Submitted to: Meeting Abstract
Publication Type: Abstract Only
Publication Acceptance Date: May 24, 2009
Publication Date: August 16, 2009
Citation: Wraight, S.P., Jaronski, S., Ramos, M., Griggs, M., Vandenberg, J.D. 2009. Statistical considerations in the analysis of data from replicated bioassays. Meeting Abstract. 42:82. Technical Abstract: Multiple-dose bioassay is generally the preferred method for characterizing virulence of insect pathogens. Linear regression of probit mortality on log dose enables estimation of LD50/LC50 and slope, the latter having substantial effect on LD90/95s (doses of considerable interest in pest management). Susceptibility of arthropods to pathogens varies markedly with time, resulting in high between-assay variability. This can become problematic, as assays are more time and resource intensive than single-dose tests, and experiments involving more than a few treatments may necessitate testing over time.

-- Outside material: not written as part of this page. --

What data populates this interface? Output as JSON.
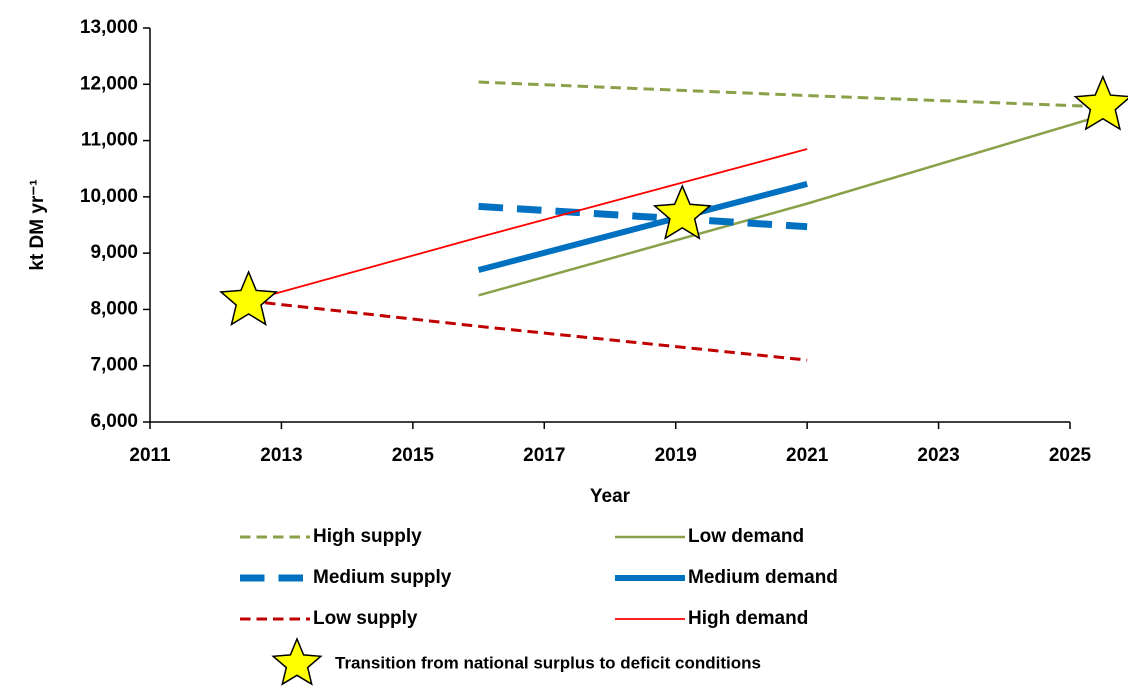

In addition, because of the inherently high variability of assays, demonstration that results are repeatable is desirable and often demanded by journal editors and reviewers. Our findings are from replicated bioassays of the entomopathogenic fungus Beauveria bassiana strain GHA against larval hemipteran, lepidopteran, coleopteran, and orthopteran hosts and include observations on the distributions and variability of commonly used bioassay statistics. Results indicate that replicated estimates of lethal doses, slopes, and lethal dose ratios from probit/logit regression analyses of repeated bioassays are amenable to traditional statistical analyses, including parametric ANOVA, an approach rarely discussed in general treatises on analysis of bioassay data, which tend to focus almost exclusively on within-assay variability (assay precision). Application of conventional ANOVA in analyzing statistics from probit/logit analyses provides unbiased estimates of mean lethal doses and slopes with realistic standard errors reflecting the full variability of host-pathogen interactions and offers many options for rigorous multiple comparisons.